じゃらっと、カウンターの上に銀貨と金貨が並べられた。
店の中にいた他のお客さんだ。皆で小銭を寄せあわせてくれた。
「その、さっきは……、悪かったよ。これは……、お詫びの気持ちで。……店主さん? これで足りるかな?」
数える必要などない。足りている。当然、足りている。
たとえ足りてなくっても、足りている。
俺が決めた。俺がルールだ。俺が店主だ。
「おまえ。おで。ともだち」
オークは口を開けて牙を剥いて、そう言った。笑っているのだと、わかった。
バナナみたいにぶっとい指で、自分の胸と、そのお客さんたちの胸を、交互に指差す。
「……おまえ。こまったとき。おでに。いう。おで。たすける。おで。いのちかける」
おー。おー。おー。なんか金貨1枚と少々で命もらえちゃったぞー。
よかったじゃーん。
他のお客さんたちは、頭を掻いて、困った顔。
俺はしらん。
Cマートの店主は、店外のことまでは、関知しない。
俺はあくまで事務的に、極めて事務的に、チェーンソーを持ち出してきて、オークに売った。

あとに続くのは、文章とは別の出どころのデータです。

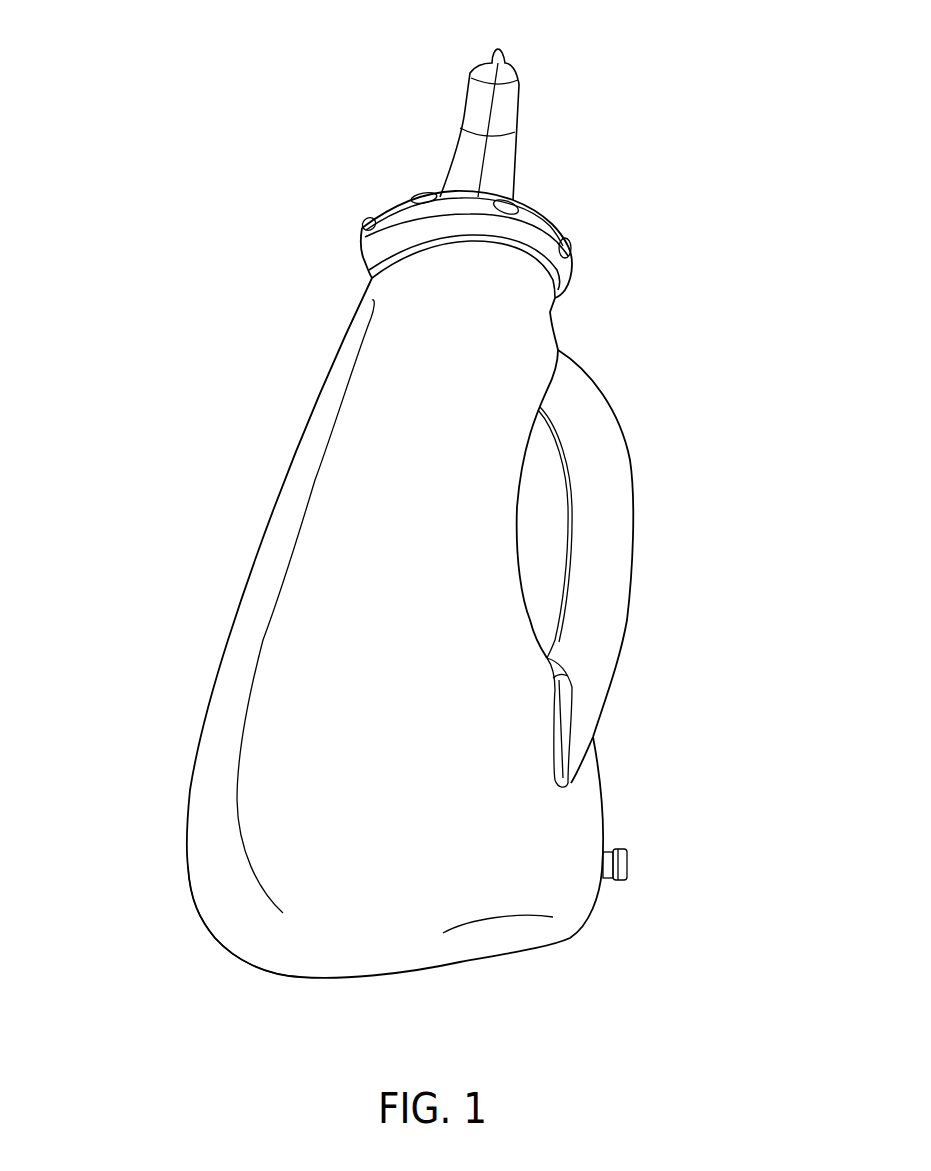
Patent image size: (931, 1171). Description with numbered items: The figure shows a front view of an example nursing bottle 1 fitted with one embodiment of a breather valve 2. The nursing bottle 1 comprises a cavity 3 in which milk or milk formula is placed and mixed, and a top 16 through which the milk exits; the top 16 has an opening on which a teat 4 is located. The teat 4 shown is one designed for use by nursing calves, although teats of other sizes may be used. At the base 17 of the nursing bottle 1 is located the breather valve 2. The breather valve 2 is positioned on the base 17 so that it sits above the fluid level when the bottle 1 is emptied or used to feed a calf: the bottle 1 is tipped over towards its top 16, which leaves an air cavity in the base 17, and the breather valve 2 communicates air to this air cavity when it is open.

The nursing bottle 1 is at (410, 489).
The breather valve 2 is at (632, 865).
The cavity 3 is at (333, 736).
The teat 4 is at (514, 68).
The top 16 is at (330, 215).
The base 17 is at (167, 887).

共通語の説明書はすでにあったが、オーク語のオーク専用を作るのに、ちょっとかかった。
バカエルフのやつがオーク語を書けるということに、俺も少々驚いたが、オークのほうがもっと遥かにびっくらこいていた。
……エルフとオークって、やっぱり、なんかあるのかな?
ま。どーでもいっかー。
今日のCマートは、特に無双ネタはなかったが……。
常連客が一人増えたんじゃないかと、そう思う。
新キャラ登場……かしらん?
なんかこのオークさん、気に入っちゃったので、またそのうち出番があるかと思います。